AI is the total subject area and its subsets are NLP, DL and ML that are not new, although Conversational AI and LLM are the most popular and are ones in the spotlight recently. Generative AI is the application of LLMs that can produce text, speech, image and video, that organizations often refer to as “multi-modal”. 


Moving on to now exploring solutions and use cases within AI in Finance


Subsets of AI

Machine Learning

A type of artificial intelligence (AI) that allows computers to learn from data and improve their performance without being explicitly programmed for every specific task

Deep Learning

A specialized subset of Machine Learning that uses artificial neural networks with many layers to model and solve complex problems—especially those involving unstructured data like images, audio, text, or video.

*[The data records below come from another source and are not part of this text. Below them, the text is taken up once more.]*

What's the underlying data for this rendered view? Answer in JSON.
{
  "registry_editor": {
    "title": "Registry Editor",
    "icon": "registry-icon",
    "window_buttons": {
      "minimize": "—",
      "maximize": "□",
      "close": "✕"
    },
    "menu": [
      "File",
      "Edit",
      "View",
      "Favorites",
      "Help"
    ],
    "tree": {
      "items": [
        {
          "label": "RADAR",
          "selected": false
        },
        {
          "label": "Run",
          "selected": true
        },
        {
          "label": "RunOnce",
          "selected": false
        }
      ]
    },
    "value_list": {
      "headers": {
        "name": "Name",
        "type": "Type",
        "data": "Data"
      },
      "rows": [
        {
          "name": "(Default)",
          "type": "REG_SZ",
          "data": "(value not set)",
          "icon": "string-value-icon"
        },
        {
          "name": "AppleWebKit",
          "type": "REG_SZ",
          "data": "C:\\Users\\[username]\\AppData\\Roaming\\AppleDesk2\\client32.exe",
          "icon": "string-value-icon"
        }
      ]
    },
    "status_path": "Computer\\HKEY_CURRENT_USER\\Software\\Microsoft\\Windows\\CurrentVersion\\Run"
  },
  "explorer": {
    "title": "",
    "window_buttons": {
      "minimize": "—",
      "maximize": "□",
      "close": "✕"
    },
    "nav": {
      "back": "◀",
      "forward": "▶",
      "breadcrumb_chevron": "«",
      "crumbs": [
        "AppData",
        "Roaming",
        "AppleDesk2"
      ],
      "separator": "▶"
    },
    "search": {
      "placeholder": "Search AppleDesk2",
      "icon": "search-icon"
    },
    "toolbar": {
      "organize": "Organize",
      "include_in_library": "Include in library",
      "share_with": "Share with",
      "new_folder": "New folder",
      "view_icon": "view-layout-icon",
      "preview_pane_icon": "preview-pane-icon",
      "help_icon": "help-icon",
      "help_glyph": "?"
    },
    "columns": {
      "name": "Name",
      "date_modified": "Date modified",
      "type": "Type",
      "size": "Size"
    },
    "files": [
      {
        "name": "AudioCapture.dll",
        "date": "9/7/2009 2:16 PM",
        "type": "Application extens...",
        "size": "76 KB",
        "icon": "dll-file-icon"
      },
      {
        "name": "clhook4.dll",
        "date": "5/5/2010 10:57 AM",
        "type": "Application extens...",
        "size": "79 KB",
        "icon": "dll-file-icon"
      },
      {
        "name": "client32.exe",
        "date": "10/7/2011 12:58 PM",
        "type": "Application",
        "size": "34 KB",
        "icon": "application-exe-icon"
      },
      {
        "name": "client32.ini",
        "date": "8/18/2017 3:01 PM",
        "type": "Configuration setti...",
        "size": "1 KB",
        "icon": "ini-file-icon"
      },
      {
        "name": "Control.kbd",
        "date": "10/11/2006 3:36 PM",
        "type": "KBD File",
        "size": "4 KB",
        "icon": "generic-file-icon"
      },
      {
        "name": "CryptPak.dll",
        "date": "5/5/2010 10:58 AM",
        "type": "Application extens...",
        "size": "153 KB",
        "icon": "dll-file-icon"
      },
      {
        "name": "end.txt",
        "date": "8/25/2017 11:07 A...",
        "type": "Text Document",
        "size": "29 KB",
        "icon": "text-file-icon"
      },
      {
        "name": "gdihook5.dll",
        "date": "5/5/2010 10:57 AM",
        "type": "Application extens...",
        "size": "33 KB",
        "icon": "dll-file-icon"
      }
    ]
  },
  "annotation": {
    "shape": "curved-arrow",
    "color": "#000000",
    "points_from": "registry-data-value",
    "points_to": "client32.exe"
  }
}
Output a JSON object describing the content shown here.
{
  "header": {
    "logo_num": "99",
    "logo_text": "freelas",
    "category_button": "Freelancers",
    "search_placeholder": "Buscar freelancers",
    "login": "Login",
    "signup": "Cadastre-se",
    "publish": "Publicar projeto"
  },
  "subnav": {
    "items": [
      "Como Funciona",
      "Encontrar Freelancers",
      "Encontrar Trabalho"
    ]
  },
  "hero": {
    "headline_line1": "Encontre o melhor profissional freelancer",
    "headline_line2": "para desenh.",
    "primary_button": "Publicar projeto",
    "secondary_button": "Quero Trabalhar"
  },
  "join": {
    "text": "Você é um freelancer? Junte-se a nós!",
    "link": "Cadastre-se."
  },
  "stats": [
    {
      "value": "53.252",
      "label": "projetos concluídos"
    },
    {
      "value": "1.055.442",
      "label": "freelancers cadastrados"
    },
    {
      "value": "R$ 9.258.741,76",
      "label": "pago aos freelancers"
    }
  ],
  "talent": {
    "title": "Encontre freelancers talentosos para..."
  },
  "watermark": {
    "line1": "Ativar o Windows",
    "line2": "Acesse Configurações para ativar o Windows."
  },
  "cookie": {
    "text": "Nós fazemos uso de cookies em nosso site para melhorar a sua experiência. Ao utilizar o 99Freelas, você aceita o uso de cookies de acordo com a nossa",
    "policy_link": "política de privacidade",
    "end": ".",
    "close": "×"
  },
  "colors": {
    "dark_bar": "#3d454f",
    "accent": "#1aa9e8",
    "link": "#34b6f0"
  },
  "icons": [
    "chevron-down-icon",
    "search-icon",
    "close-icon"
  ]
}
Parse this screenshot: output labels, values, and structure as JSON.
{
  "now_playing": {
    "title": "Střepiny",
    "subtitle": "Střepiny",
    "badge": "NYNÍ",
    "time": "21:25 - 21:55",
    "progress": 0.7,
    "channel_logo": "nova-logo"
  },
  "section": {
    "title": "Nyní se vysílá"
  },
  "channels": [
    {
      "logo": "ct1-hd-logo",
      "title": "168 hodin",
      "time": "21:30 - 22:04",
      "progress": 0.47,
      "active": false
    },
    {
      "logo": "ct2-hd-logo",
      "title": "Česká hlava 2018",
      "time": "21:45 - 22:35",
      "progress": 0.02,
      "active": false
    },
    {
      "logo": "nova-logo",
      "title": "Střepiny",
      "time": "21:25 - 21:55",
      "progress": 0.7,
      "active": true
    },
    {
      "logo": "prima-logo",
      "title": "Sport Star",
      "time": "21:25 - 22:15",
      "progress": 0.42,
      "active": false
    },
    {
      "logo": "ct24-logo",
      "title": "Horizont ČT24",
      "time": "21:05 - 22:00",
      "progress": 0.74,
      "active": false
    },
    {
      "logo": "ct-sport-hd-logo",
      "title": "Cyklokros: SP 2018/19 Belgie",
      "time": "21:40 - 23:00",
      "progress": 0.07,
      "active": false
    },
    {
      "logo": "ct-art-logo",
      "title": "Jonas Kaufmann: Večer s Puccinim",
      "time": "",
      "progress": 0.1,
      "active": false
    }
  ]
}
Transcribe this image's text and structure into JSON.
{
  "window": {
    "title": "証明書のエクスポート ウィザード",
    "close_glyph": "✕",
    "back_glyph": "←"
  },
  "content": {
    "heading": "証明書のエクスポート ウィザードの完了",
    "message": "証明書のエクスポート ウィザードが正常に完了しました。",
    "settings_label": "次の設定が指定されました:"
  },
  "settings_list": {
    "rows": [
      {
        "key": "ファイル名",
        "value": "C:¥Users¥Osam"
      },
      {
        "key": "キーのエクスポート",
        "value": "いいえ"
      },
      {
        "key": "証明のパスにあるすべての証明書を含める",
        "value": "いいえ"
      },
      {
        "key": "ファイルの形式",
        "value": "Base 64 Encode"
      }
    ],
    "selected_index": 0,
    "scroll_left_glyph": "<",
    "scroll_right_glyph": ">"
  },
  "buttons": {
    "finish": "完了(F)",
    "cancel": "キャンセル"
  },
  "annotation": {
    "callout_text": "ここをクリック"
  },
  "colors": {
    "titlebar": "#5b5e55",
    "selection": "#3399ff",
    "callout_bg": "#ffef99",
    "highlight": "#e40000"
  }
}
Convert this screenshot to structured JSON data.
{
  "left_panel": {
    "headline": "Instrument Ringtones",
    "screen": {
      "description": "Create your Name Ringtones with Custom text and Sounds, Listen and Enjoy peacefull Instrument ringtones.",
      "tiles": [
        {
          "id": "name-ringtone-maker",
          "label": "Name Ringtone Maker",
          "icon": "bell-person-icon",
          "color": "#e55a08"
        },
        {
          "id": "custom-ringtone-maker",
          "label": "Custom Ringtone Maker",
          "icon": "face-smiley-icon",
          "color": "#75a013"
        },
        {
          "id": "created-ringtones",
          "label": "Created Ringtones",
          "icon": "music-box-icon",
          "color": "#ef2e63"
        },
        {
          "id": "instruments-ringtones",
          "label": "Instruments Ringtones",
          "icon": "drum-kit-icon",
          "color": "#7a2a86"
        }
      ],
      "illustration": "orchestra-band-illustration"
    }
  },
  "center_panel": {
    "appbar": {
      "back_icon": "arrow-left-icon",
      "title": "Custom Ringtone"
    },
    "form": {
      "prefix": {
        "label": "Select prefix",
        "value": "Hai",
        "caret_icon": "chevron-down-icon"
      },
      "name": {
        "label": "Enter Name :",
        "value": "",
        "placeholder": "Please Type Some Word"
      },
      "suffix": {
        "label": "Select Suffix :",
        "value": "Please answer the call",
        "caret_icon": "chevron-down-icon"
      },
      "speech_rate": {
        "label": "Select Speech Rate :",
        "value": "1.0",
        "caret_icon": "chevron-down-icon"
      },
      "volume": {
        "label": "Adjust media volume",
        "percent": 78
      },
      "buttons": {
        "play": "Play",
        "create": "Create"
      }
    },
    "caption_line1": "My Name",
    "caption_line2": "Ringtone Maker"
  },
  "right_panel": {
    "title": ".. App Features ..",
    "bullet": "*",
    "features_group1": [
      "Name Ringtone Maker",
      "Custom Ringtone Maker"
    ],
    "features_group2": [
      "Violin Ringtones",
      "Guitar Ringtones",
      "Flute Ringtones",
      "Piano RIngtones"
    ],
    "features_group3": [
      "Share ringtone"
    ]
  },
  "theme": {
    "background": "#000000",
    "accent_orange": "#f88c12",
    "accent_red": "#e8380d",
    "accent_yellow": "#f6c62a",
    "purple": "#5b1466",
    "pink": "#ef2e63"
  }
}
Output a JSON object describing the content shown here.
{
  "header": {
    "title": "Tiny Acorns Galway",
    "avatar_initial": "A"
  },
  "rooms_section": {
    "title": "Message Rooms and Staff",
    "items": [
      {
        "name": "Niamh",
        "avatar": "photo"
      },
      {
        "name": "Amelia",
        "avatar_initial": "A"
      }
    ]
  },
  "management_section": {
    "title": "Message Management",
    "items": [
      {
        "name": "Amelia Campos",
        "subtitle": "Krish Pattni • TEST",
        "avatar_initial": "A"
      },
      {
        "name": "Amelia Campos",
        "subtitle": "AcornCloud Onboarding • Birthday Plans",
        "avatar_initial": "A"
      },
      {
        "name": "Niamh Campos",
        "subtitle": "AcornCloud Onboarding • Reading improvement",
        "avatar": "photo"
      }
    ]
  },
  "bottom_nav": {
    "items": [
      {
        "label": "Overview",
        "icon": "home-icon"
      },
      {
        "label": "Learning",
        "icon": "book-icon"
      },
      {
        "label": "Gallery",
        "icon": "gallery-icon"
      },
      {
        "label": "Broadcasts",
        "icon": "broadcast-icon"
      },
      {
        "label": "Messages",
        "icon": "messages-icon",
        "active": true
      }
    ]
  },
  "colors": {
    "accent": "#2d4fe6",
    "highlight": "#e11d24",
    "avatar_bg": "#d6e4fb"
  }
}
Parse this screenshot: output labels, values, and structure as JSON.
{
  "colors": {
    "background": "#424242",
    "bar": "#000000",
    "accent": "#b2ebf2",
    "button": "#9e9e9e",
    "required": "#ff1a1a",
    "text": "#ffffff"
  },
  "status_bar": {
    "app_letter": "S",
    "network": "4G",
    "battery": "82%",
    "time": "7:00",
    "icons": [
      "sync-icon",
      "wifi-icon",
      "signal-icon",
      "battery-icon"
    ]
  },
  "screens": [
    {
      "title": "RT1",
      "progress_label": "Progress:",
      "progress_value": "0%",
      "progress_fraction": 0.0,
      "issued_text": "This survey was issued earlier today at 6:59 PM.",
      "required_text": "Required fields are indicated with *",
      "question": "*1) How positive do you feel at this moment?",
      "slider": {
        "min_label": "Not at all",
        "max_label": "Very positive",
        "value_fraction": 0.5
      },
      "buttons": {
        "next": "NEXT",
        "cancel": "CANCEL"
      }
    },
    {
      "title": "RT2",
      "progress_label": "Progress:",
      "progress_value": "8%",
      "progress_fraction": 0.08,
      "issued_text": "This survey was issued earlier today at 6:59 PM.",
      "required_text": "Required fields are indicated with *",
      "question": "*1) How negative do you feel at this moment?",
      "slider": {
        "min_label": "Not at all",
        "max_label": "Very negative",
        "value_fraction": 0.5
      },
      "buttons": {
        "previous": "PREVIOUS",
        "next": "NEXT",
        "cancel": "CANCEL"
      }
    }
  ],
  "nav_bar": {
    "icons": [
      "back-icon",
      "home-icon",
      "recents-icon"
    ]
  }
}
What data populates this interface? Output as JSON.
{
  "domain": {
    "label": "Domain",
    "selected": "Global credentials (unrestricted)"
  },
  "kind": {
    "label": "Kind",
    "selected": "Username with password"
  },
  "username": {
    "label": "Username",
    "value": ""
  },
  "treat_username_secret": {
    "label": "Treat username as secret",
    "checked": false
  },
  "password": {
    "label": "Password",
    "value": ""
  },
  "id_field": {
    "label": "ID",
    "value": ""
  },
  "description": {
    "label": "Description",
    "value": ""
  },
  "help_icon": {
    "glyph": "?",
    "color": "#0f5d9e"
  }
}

Natural Language Processing

A branch of artificial intelligence that focuses on enabling computers to understand, interpret, generate, and respond to human language.

Conversational AI

A type of artificial intelligence that enables computers to engage in human-like dialogue, either via text or voice. It powers tools like chatbots, virtual assistants, and interactive voice response (IVR) systems. 

LLM

A Large Language Model, is a type of artificial intelligence model trained on vast amounts of text data to understand, generate, and interact using human language.

The table below lists common Finance processes and the AI technology that can service it. Manual processes are a thing of the past.

Transforming your organization into a digital and AI-ready organization requires adopting an enterprise wide approach to developing a finance technology roadmap so you maximize the benefits of AI that begin with identifying opportunities in the organization’s current portfolio and ending with developing a trackable technology roadmap.

A thoughtful finance technology roadmap development avoids common pitfalls like adopting technology based on hype and identifying opportunities in silos.

It is natural for users to feel nervous about adopting AI. Are we in compliance with the law? What if something goes terribly wrong or data gets compromised?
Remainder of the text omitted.